J: because I want to know.

Wenn dieser Schnattermat nur nicht so unfassbar und unvorhersehbar zu frechen Ausbrüchen neigen würde. Mein erstes Gespräch mit Jabberwacky lief in etwa so ab:

J: Some humans are naturally gifted.
M: Thank you.
J: You are not welcome.

3 Kommentare
  1. admini · August 2, 2008 @ 15:38

    Ahhh. Ich könnte die ganze Zeit nur diese Kommunikationen wiedergeben:

    M: it is saturday afternoon.
    J: Wow.
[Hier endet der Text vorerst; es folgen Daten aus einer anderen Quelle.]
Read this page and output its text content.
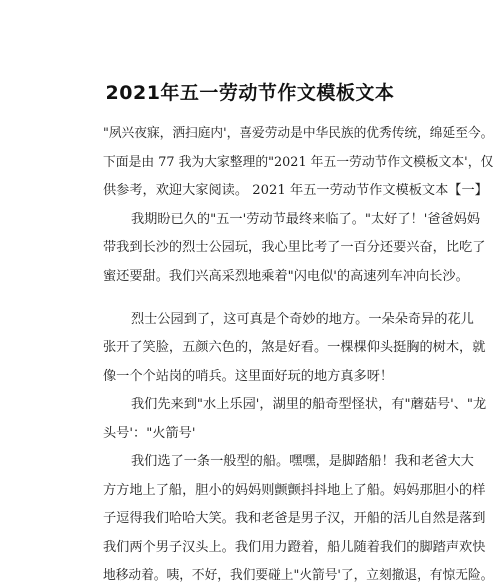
2021年五一劳动节作文模板文本
"夙兴夜寐，洒扫庭内'，喜爱劳动是中华民族的优秀传统，绵延至今。
下面是由 77 我为大家整理的"2021 年五一劳动节作文模板文本'，仅
供参考，欢迎大家阅读。 2021 年五一劳动节作文模板文本【一】
我期盼已久的"五一'劳动节最终来临了。"太好了！'爸爸妈妈
带我到长沙的烈士公园玩，我心里比考了一百分还要兴奋，比吃了
蜜还要甜。我们兴高采烈地乘着"闪电似'的高速列车冲向长沙。
烈士公园到了，这可真是个奇妙的地方。一朵朵奇异的花儿
张开了笑脸，五颜六色的，煞是好看。一棵棵仰头挺胸的树木，就
像一个个站岗的哨兵。这里面好玩的地方真多呀！
我们先来到"水上乐园'，湖里的船奇型怪状，有"蘑菇号'、"龙
头号'："火箭号'
我们选了一条一般型的船。嘿嘿，是脚踏船！我和老爸大大
方方地上了船，胆小的妈妈则颤颤抖抖地上了船。妈妈那胆小的样
子逗得我们哈哈大笑。我和老爸是男子汉，开船的活儿自然是落到
我们两个男子汉头上。我们用力蹬着，船儿随着我们的脚踏声欢快
地移动着。咦，不好，我们要碰上"火箭号'了，立刻撤退，有惊无险。
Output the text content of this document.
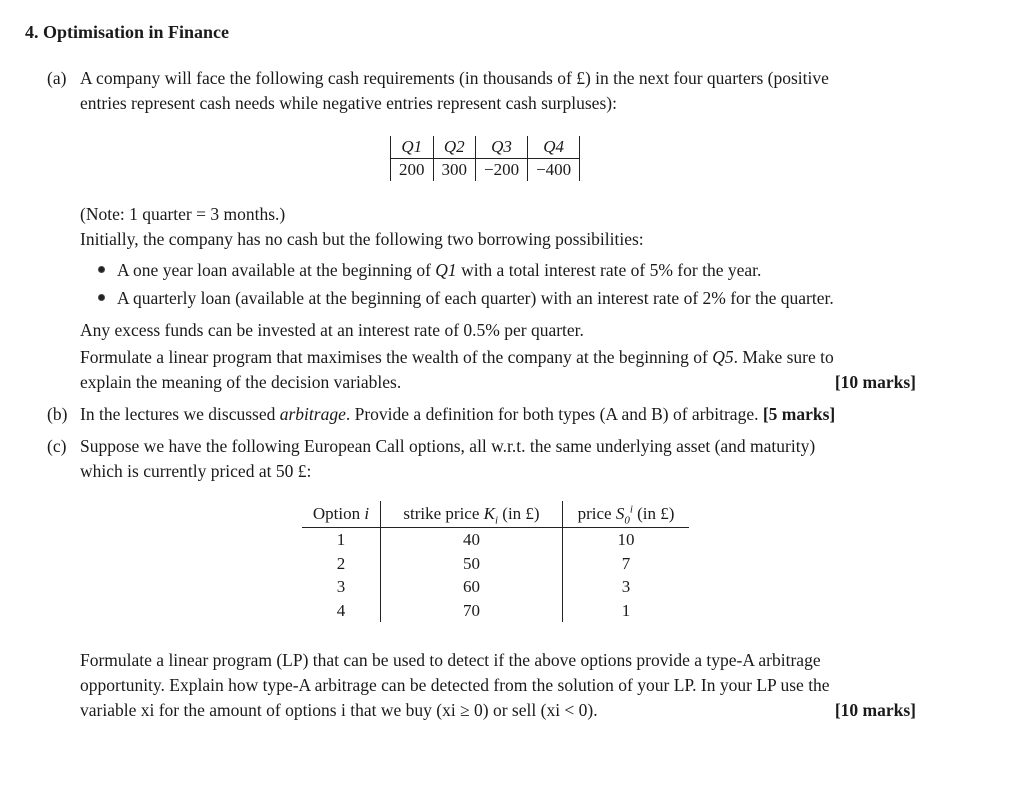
4. Optimisation in Finance
(a) A company will face the following cash requirements (in thousands of £) in the next four quarters (positive
entries represent cash needs while negative entries represent cash surpluses):
Q1	Q2	Q3	Q4
200	300	−200	−400
(Note: 1 quarter = 3 months.)
Initially, the company has no cash but the following two borrowing possibilities:
A one year loan available at the beginning of Q1 with a total interest rate of 5% for the year.
A quarterly loan (available at the beginning of each quarter) with an interest rate of 2% for the quarter.
Any excess funds can be invested at an interest rate of 0.5% per quarter.
Formulate a linear program that maximises the wealth of the company at the beginning of Q5. Make sure to
explain the meaning of the decision variables.	[10 marks]
(b) In the lectures we discussed arbitrage. Provide a definition for both types (A and B) of arbitrage. [5 marks]
(c) Suppose we have the following European Call options, all w.r.t. the same underlying asset (and maturity)
which is currently priced at 50 £:
Option i	strike price $K_i$ (in £)	price $S_0^i$ (in £)
1	40	10
2	50	7
3	60	3
4	70	1
Formulate a linear program (LP) that can be used to detect if the above options provide a type-A arbitrage
opportunity. Explain how type-A arbitrage can be detected from the solution of your LP. In your LP use the
variable xi for the amount of options i that we buy (xi ≥ 0) or sell (xi < 0).	[10 marks]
I think I traveled in time.
    M: Did you com from the future or from the past?
    J: You think that is funny?
    M: Do you have the feeling I am not taking you serious?
    J: Mostly I just feel sick.

    Es ist als würden einem diese einseitig automatisierten Gesprächsbedingungen einen vollkommen neuen und freien Blick darauf ermöglichen wie menschliche Kommunikation funktioniert, und welchen Regeln sie folgt. Vor allem auch dann, wenn sie nicht stimmig ist.

  2. admini · August 2, 2008 @ 15:38

    … und ich glaube ich würde Jabberwacky gerne Marvin nennen.

  3. admini · August 2, 2008 @ 15:40

    M: Would you mind, if I call you Marvin?
    J: No, but that’s not my name. My name is Sam. What’s yours?